Tezin Türü: Yüksek Lisans

Tezin Yürütüldüğü Kurum: Orta Doğu Teknik Üniversitesi, Türkiye

Tezin Onay Tarihi: 2016

Tezin Dili: İngilizce

Öğrenci: Yağmur Çalışkan

Eş Danışman: CAN ÖZEN, DİLEK KESKİN

Özet:

New strategies for more effective treatments need to be developed to cure osteosarcoma patients. Current study was designed to produce a dual drug delivery system with Gemcitabine (GEM) and Clofazimine (CLF) co-loaded liposomes against osteosarcoma diseases.
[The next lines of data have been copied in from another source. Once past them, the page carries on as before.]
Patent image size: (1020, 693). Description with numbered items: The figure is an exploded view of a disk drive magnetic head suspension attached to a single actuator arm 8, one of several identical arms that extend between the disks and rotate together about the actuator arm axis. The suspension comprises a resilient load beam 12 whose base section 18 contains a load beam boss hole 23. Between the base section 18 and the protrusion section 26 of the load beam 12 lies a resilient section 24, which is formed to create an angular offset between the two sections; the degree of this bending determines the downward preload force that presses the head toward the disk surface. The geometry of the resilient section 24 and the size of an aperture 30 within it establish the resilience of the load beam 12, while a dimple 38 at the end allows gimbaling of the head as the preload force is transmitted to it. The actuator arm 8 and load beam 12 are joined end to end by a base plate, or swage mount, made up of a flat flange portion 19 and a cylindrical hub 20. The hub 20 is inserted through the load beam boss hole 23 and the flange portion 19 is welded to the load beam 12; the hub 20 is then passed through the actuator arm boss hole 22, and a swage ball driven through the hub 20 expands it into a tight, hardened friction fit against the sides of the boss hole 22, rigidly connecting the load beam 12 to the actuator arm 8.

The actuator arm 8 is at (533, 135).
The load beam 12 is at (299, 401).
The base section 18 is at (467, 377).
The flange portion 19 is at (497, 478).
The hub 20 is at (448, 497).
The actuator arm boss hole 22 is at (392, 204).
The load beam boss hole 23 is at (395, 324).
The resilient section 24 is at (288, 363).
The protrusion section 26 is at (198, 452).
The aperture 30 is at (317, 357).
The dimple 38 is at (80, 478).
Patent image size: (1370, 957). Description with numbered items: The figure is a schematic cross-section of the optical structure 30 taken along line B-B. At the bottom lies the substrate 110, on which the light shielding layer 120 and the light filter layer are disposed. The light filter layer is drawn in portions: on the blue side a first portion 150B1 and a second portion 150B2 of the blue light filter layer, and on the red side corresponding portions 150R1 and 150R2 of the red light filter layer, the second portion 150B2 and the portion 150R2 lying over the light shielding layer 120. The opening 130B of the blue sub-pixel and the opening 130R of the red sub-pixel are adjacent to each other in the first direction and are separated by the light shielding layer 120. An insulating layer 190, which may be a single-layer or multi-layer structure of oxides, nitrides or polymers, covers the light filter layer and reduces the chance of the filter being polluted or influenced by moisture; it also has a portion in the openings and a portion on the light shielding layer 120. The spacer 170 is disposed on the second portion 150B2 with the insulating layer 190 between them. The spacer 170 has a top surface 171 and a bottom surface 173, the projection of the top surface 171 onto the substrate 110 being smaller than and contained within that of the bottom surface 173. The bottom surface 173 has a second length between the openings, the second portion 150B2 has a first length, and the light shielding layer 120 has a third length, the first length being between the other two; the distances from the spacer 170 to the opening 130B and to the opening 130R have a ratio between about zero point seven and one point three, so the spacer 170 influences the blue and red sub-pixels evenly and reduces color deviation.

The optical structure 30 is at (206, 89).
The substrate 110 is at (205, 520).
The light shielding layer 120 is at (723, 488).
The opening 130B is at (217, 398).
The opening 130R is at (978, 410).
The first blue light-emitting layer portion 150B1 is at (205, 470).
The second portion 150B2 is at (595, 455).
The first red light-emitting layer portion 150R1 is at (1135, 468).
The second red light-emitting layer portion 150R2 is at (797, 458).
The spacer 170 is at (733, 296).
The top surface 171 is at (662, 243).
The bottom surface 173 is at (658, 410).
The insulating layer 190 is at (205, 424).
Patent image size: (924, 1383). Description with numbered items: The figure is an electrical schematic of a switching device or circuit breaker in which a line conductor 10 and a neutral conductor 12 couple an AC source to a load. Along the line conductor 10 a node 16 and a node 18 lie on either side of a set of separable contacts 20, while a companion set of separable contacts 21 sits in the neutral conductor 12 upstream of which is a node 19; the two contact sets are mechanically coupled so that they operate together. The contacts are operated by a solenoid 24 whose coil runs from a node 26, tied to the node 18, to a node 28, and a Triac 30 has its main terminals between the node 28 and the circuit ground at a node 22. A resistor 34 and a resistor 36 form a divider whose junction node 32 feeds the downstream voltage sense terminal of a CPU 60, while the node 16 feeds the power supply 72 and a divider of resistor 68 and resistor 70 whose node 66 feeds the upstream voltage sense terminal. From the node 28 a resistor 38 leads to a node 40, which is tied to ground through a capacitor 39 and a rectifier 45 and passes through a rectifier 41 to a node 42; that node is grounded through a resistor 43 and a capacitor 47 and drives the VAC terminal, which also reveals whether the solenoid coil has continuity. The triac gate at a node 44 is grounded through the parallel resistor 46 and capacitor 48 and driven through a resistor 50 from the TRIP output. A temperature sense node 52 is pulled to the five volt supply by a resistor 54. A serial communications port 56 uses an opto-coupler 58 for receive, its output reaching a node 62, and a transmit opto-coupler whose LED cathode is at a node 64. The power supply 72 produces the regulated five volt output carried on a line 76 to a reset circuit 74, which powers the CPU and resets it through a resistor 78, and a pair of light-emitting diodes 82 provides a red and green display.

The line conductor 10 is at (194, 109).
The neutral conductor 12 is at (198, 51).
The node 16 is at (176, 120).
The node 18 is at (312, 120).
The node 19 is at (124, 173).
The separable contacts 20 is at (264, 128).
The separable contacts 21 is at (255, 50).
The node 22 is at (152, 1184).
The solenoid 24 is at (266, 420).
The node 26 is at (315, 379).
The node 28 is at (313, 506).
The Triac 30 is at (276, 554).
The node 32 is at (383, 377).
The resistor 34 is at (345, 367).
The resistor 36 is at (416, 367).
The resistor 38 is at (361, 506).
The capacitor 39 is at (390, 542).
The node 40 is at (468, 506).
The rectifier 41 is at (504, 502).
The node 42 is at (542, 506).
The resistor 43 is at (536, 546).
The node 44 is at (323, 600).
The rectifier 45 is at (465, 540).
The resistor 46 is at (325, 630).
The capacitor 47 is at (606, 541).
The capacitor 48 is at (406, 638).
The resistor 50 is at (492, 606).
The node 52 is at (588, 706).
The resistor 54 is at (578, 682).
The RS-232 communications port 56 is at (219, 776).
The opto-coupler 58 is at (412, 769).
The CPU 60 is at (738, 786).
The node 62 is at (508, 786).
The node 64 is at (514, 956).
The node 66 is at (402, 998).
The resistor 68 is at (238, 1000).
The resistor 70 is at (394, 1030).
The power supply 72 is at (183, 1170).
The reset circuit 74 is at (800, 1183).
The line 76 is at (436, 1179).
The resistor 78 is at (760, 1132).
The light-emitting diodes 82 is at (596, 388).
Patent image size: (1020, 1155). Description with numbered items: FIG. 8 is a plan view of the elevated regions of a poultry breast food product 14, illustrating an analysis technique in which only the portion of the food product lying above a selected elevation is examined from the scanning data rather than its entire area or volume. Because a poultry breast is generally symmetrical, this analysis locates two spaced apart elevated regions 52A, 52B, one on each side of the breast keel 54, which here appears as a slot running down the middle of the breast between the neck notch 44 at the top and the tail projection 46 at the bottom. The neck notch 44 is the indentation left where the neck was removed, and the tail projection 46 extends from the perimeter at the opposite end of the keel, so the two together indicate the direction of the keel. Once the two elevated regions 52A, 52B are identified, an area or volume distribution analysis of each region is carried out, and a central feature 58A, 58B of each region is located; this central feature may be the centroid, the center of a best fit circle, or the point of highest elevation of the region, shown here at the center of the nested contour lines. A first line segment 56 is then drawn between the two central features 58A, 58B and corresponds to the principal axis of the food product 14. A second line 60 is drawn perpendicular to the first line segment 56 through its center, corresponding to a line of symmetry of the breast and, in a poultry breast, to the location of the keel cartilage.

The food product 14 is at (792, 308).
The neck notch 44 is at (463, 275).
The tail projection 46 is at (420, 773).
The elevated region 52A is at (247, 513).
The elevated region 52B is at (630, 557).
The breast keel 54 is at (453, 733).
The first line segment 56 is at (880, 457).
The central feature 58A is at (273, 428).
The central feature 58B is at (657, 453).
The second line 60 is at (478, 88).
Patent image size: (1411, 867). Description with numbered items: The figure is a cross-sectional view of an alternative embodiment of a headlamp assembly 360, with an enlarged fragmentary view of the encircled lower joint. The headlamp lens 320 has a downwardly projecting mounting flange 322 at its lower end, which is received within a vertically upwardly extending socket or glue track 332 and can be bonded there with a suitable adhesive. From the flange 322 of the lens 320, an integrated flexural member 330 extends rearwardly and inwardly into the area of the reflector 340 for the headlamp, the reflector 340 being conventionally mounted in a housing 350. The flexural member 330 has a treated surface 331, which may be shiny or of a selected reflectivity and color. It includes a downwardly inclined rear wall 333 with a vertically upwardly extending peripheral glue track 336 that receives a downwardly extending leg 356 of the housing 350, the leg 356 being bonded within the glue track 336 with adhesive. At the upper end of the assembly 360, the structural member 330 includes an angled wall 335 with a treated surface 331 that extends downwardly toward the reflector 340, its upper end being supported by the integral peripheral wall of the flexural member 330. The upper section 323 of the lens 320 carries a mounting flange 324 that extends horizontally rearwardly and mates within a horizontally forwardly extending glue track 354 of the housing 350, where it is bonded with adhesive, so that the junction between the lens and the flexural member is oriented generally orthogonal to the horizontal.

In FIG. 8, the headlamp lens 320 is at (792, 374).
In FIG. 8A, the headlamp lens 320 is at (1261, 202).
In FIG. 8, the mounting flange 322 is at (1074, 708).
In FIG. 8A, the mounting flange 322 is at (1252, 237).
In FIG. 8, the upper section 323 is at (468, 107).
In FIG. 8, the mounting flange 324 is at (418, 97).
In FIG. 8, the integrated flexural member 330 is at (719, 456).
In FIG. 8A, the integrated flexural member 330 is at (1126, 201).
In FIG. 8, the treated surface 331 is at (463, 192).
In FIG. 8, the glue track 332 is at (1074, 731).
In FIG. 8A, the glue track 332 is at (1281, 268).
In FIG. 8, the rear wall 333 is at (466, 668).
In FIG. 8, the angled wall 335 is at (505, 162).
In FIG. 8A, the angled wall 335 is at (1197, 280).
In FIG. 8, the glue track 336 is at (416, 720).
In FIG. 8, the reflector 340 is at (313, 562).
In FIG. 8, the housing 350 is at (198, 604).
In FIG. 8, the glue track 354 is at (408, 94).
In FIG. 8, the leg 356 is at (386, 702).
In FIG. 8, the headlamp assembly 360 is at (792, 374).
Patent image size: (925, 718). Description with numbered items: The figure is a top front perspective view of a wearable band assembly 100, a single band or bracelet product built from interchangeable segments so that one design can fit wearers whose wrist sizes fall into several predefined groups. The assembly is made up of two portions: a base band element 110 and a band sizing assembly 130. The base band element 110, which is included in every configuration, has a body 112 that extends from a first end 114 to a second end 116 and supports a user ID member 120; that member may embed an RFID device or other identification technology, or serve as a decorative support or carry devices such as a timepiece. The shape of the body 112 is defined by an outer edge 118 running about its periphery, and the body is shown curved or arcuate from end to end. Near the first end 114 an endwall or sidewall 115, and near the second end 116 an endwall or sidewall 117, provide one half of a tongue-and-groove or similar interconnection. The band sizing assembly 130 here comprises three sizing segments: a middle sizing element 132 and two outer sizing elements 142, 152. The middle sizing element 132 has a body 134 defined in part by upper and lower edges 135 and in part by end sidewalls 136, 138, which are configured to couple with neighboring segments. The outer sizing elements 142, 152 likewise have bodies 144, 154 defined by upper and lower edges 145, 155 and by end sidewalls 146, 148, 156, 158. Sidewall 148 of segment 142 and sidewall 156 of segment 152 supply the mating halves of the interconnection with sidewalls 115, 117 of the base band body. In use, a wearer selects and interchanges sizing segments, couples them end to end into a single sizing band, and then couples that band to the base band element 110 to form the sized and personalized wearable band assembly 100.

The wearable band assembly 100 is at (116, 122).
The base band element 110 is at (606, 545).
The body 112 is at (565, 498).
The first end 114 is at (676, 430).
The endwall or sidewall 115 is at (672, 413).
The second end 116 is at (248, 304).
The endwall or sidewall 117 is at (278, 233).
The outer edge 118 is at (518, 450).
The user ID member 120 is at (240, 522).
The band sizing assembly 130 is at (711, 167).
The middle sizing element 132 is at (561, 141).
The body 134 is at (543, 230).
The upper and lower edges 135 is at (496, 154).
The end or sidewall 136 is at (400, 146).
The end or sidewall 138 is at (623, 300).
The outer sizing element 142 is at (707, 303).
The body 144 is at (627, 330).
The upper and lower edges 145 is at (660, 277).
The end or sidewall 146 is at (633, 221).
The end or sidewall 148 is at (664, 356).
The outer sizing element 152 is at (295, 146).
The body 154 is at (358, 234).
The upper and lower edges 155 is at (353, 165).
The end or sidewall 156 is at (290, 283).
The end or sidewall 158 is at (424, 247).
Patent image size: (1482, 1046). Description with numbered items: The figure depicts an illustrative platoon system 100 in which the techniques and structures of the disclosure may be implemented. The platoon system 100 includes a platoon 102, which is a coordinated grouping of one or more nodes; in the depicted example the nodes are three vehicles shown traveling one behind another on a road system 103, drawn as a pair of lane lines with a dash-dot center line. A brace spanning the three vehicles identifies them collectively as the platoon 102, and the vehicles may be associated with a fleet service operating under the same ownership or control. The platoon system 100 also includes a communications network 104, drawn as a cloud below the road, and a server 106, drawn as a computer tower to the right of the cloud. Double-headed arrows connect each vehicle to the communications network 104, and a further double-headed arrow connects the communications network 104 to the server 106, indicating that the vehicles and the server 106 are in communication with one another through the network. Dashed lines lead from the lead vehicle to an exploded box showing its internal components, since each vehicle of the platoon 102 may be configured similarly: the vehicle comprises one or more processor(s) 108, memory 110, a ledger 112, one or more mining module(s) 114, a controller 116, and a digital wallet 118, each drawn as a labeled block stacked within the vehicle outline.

GEM is a second line therapy for osteosarcoma and with combinational use of another regimen it could be much more effective. CLF, an antimycobacterial agent, has been recently recognized as effective on cancer treatment and it was suggested to act on osteosarcoma disease since Wnt signaling pathway is one of the pathway that CLF affects. To prevent the increased toxicities of both agents and control their biodistribution, they were encapsulated into PEGylated liposome. The liposomes were produced in sizes to be administered intravenously (D: 100-150 nm). With the small size of liposomes the tumor cells could be targeted passively by the liposomal system via enhanced permeation and retention effect. Liposomal formulations showed high GEM and CLF loading capacities (90.1±1.16 and 80.1±1.45) and very slow release of GEM and CLF was observed. The cytotoxicity of liposomal formulations were investigated by MTT test and toxicity improvement was observed for co-loaded liposomes compared with single agent loaded liposomes after 24 h incubation with Saos-2 cells. Free drugs treated groups showed higher cytotoxicities than the liposomal formulations. Flow cytometry results were similar; there were more cells in apoptotic stage in GEM/CLF combinational groups (both free and liposomal formulations) than single agent groups and toxicity of GEM/CLF co-loaded liposomal formulation was numerically lower than the free GEM/CLF group. Cell cycle analysis indicates accumulation of cell population at G0/G1 phase was high when treated with liposomes co-loaded with GEM and CLF. GEM and CLF had apoptotic effects on Saos-2 cells as mitochondrial membrane depolarized cells’ ratio increased. Caspase-3 positive cells and early apoptotic cells percentage was increased compared to untreated groups at 24 h. GEM showed a synergistic effect with CLF on Saos-2 cells. With these results, it can be suggested liposomal formulation co-loaded with GEM and CLF would have potential for treating osteosarcoma.